Distracted Driving and the Brain (Part II of II)
In my last post, I talked about the narrow set of actions proposed to tackle distracted driving becuase the problem has been shrunk to “texting while driving.”
Make no mistake, texting while driving is dangerous and irresponsible behavior and should be banned. However, there are a significant number of accidents that occur where there is no device being used behind the wheel. We should not be satisfied with our legislators rallying around a politically expedient solution. We need to hold our policy makers, insurance carriers, and traffic safety leaders accountable for making drivers aware of the brain’s importance in safe driving and letting them know there are proven solutions to improving performance and safety behind the wheel.

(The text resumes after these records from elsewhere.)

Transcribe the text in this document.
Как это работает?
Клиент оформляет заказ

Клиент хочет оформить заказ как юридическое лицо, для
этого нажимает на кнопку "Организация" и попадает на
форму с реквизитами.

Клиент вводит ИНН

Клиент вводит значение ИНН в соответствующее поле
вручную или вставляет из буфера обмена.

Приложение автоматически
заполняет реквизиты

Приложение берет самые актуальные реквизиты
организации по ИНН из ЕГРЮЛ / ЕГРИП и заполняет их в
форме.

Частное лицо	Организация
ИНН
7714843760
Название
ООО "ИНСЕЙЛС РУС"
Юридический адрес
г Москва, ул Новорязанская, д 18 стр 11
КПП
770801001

Research about how the brain works and its impact in situations such as driving make it clear that brain performance is the biggest factor in driving safely. Whether it be responding to visual cues such as tracking multiple objects, widening peripheral view or maintaining a clear sight of what is straight ahead, it is the brain’s job to process and respond to the thousands of stimuli and information taken in every second. And according to our research at Posit Science on brain plasticity, the brain has the ability to rewire and therefore improve the cognitive functions that are essential for safe driving.
So many lives can be saved on the roads today if people would only pay attention to their real reason for being behind the wheel – to operate a motor vehicle – while we help drivers deal with the multitude of distractions that get in their way of doing it safely.